UK DIVERGENCE FROM THE EU MARKET ABUSE REGIME
The SME Growth Markets Regulation (EU) 2019/2115 introduced certain amendments to EU MAR, effective from 1 January 2021. These amendments are currently not reflected in UK MAR. Although the amendments to EU MAR are primarily targeted at small and mid-size enterprises (“SMEs”), some of the changes affect issuers generally. These changes include the following:
- PDMR reporting obligations. All issuers are now required to disclose the details of a manager’s transaction involving its financial instruments within two business days after receiving notification of such transaction from a person discharging managerial responsibility (“PDMR”) or a person closely associated with him or her (“PCA”). This will likely avoid difficulties for issuers to comply with their reporting obligations, which under the previous regime was often challenging when a PDMR or PCA notified an issuer of a transaction on the third business day after such transaction had been completed, which was also the deadline for the issuer’s own reporting obligation under the previous regime.

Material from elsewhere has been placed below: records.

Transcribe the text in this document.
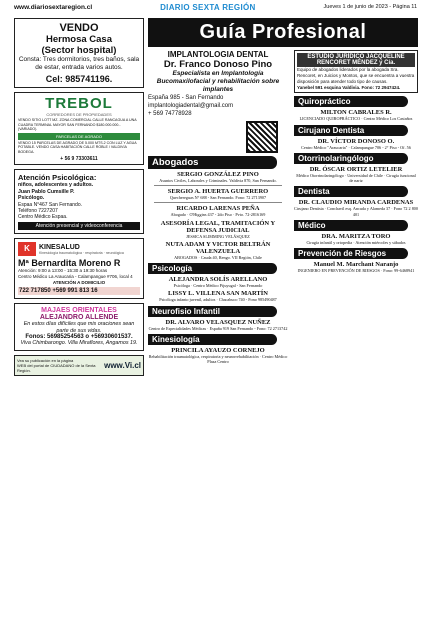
www.diariosextaregion.cl	DIARIO SEXTA REGIÓN	Jueves 1 de junio de 2023 - Página 11
VENDO
Hermosa Casa
(Sector hospital)

Consta: Tres dormitorios, tres baños, sala de estar, entrada varios autos.

Cel: 985741196.
TREBOL
CORREDORES DE PROPIEDADES

VENDO SITIO LOTT MZ. ZONA COMERCIAL CALLE RANCAGUA A UNA CUADRA TERMINAL MAYOR SAN FERNANDO $180.000.000.- (VARIADO).

PARCELAS DE AGRADO

VENDO 15 PARCELAS DE AGRADO DE 5.000 MTS.2 CON LUZ Y AGUA POTABLE. VENDO CASA HABITACIÓN CALLE ROBLE / VALDIVIA BODEGA.

+ 56 9 73303611
Atención Psicológica:

niños, adolescentes y adultos.

Juan Pablo Cumsille P.

Psicólogo.

Espaa N°467 San Fernando.

Teléfono 7227207

Centro Médico Espaa.

Atención presencial y videoconferencia
K	KINESALUD
Kinesiología traumatológica · respiratoria · neurológica
Mª Bernardita Moreno R

Atención: 9:00 a 13:00 - 15:30 a 19:30 horas

Centro Médico La Araucaria - Calampangue #706, local 4

ATENCIÓN A DOMICILIO

722 717850 +569 991 813 16
MAJAES ORIENTALES
ALEJANDRO ALLENDE

En estos días difíciles que mis oraciones sean parte de sus vidas.

Fonos: 56985254563 o +56930601537.

Viva Chimbarongo. Villa Miraflores, Angamos 19.

Vea su publicación en la página
WEB del portal de CIUDADANO de la Sexta Región.
www.Vi.cl
Guía Profesional
IMPLANTOLOGIA DENTAL
Dr. Franco Donoso Pino
Especialista en Implantología Bucomaxilofacial y rehabilitación sobre implantes
España 985 - San Fernando
implantologiadental@gmail.com
+ 569 74778928
Abogados
SERGIO GONZÁLEZ PINO
Asuntos Civiles, Laborales y Criminales. Valdivia 870, San Fernando.
SERGIO A. HUERTA GUERRERO
Quechereguas N° 688 - San Fernando. Fono: 72 2713907
RICARDO LARENAS PEÑA
Abogado · O'Higgins 437 - 2do Piso · Pvto. 72-2816169
ASESORÍA LEGAL, TRAMITACIÓN Y DEFENSA JUDICIAL
JESSICA SLIMMING VELÁSQUEZ
NUTA ADAM Y VICTOR BELTRÁN VALENZUELA
ABOGADOS · Cauda 40, Rengo. VII Región, Chile
Psicología
ALEJANDRA SOLÍS ARELLANO
Psicóloga · Centro Médico Pijuyugal - San Fernando
LISSY L. VILLENA SAN MARTÍN
Psicóloga infanto juvenil, adultos · Chacabuco 740 - Fono 985490487
Neurofisio Infantil
DR. ALVARO VELASQUEZ NUÑEZ
Centro de Especialidades Médicas · España 919 San Fernando - Fono: 72 2713742
Kinesiología
PRINCILA AYAUZO CORNEJO
Rehabilitación traumatológica, respiratoria y neurorrehabilitación · Centro Médico Plaza Centro
ESTUDIO JURÍDICO JACQUELINE RENCORET MÉNDEZ y Cía.

Equipo de abogados liderados por la abogada Sra. Rencoret, en Juicios y Montos, que se encuentra a vuestra disposición para atender todo tipo de causas.

Yanebel 591 esquina Valdivia. Fono: 72 2947424.

Quiropráctico
MILTON CABRALES R.
LICENCIADO QUIROPRÁCTICO · Centro Médico Los Castaños
Cirujano Dentista
DR. VÍCTOR DONOSO O.
Centro Médico "Araucaria" · Calampangue 706 - 2° Piso - Of. 56
Otorrinolaringólogo
DR. ÓSCAR ORTIZ LETELIER
Médico Otorrinolaringólogo · Universidad de Chile · Cirugía funcional de nariz
Dentista
DR. CLAUDIO MIRANDA CARDENAS
Cirujano Dentista · Conchavil esq. Ancuda y Alameda 37 · Fono 72 2 800 401
Médico
DRA. MARITZA TORO
Cirugía infantil y ortopedia · Atención miércoles y sábados
Prevención de Riesgos
Manuel M. Marchant Naranjo
INGENIERO EN PREVENCIÓN DE RIESGOS · Fono: 99-6468941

- Market soundings safe harbour for “qualified investors”. A formal market soundings process will no longer be required for the disclosure of inside information to “qualified investors” (as defined in MiFID II) in connection with a bond private placement. However, to be able to rely on the safe harbour, issuers must put in place an appropriate non-disclosure agreement with each such “qualified investor” prior to any disclosure or communication of inside information to them.
- SME insider lists and delayed disclosure. Insider lists drawn up and maintained by issuers with financial instruments admitted to trading or traded on SME growth markets will now only be required to include ‘permanent insiders’. In addition, SME issuers will no longer be required to provide a written explanation of their decisions to delay disclosure of inside information unless requested by the relevant competent authority although SME issuers must still notify the competent authority of any delayed disclosure.
The Financial Services Bill 2019-21, which was introduced in Parliament on 21 October 2020 (the “Bill”), seeks to implement only some of these changes to UK MAR, including the PDMR reporting amendment. However, the Bill does not propose to implement the new market soundings safe harbour or the lighter requirements with respect to insider lists for issuers with financial instruments admitted to trading on SME growth markets in the UK, such as AIM (currently in the UK, AIM issuers are not required to provide written explanations for any delayed disclosure of inside information unless requested to do so by the FCA).
In addition to implementing certain EU MAR amendments, separately the Bill seeks to extend the maximum sentence for criminal market abuse (such as insider dealing) from seven to ten years.
OUR RECOMMENDATIONS FOR ISSUERS
While UK MAR broadly mirrors in substance the requirements and protections under EU MAR, it cannot be assumed that future changes to EU MAR will also be made to UK MAR, and over time it is possible that the divergences between the two market abuse regimes will broaden. Issuers and other market participants should consult with their legal advisers on updating their internal policies and guidance to reflect both the UK MAR and EU MAR regimes, and internal compliance processes should be reviewed regularly and, if necessary, updated to reflect any changes to either market abuse regime.